Yesterday I wrote about my #phdchat twitter corpus, but today I got further in my reading and I decided I can’t use it. My project involves replicating Antonio Rico-Sulayes’s work, so I spent the morning reading his 2012 dissertation, “Quantitative authorship attribution of users of Mexican drug dealing related online forums.” I was taking notes on methods — feature reduction techniques, classification algorithms — but what I hadn’t realized is how important it is that he used Spanish-language data. If I use English data like #phdchat, then I can’t really say I’m replicating his methods. (For example, one of the features he tags is multi-word prepositions like después de, “after.”)
So I’ve been hunting around for a hashtag I could search on that would give me a list of people who tweet in Spanish about similar topics.
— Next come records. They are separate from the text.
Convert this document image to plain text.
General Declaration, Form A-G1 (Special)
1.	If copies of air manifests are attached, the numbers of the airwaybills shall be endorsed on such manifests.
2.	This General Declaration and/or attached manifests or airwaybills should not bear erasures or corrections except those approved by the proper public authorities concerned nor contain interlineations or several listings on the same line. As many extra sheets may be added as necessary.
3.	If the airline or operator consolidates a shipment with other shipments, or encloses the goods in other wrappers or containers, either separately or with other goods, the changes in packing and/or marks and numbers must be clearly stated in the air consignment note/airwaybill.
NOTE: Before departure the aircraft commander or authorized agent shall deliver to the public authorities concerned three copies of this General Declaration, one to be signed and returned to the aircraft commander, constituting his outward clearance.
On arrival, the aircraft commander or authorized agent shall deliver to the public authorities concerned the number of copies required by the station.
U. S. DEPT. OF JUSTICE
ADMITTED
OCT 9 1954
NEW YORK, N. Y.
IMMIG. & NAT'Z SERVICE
I did a little googling, and I also asked the hive mind:
Anyone know a recurring twitter chat hashtag, like #phdchat, that is used by Spanish-language tweeters?
— Daniel Ginsberg (@NemaVeze) April 18, 2013
I got a lot of responses, but mainly they’re hashtag games like #SiHarryPotterFueraMexicano rather than recurring interest groups like #phdchat. Maybe tomorrow I’ll see what I can do with #mamastuiteras. I like the idea of reading a study that used drug-dealing related forum posts, and replicating it with data from mommy bloggers.